Veteran travels across the nation offering free hugs (KFVS-Missouri)
One veteran is traveling across the country, offering a different type of healing to veterans who suffer from PTSD. Ian Michael made his way to the Marion, Ill., VA today with open arms. The marine veteran along with two other vets, are traveling across the U.S. to give free hugs to veterans at VA hospitals and people in the community. With signs of “free hugs” and “hug a vet,” Michael says just a simple hug speaks volumes. “It allows us to welcome people in our circle that we’ve protected for so long and accept them unconditionally with no barriers,” Michael said. “And we have to accept ourselves unconditionally with no barriers to do that and there’s a little spark of love that happens in a hug.” They’ve already been to Nashville, Tennessee. Marion, Illinois was their second stop and are heading to St. Louis next. “Human Project: Hugs” is apart Michael’s mission hoping to make a large enough impact that it will catch on everywhere.
Spouses to be eligible for Microsoft IT training (Military Times)

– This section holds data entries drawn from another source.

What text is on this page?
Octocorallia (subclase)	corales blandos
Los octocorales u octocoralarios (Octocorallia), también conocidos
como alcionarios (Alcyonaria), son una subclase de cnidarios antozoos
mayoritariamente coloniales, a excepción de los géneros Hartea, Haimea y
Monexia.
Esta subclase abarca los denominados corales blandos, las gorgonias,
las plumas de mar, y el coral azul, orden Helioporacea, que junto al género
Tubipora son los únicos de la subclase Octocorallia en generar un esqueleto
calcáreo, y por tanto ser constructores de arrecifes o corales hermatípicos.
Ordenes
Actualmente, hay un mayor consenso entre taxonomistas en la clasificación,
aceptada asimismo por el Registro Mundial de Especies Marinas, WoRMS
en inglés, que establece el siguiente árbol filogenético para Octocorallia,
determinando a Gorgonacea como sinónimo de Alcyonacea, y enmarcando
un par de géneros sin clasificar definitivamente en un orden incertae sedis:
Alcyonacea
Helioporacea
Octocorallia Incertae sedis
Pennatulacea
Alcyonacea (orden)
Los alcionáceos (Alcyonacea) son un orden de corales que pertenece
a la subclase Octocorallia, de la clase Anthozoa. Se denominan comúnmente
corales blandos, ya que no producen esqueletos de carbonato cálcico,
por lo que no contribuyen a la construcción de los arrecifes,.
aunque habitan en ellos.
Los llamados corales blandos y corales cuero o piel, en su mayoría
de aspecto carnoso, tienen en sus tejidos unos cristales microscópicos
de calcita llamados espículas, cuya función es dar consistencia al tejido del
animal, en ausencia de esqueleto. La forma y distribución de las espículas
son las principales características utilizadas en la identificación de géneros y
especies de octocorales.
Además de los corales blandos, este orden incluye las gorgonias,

Microsoft plans to expand its IT training program to military spouses, an official said. The Microsoft Software and Systems Academy is a 16-week, accelerated learning program that provides job skills education on IT technologies that can help active-duty service members transition into competitive IT careers. Classes now are held on three military installations — Fort Hood, Texas; Joint Base Lewis-McChord, Washington; and Camp Pendleton, California. Microsoft works with those installations’ command, education and training centers, along with authorized academic partners, to provide the training. A Microsoft announcement on expansion of the program is expected to come in June or July, said Thomas Dawkins, a senior business manager for Microsoft. In six to 12 months, the company plans to make the training available to spouses as well, Dawkins said. The training may be on a campus near an installation or on the installation itself, he said. “We do a lot of work to mold the program to support the needs of the base,” Dawkins said. The program can support about 50 students at Hood and Lewis-McChord, and about 30 at Camp Pendleton, for each 16-week cycle, Dawkins said. Those who complete the course with passing scores are guaranteed a job interview for a full-time job at Microsoft or one of its participating Microsoft Certified partners.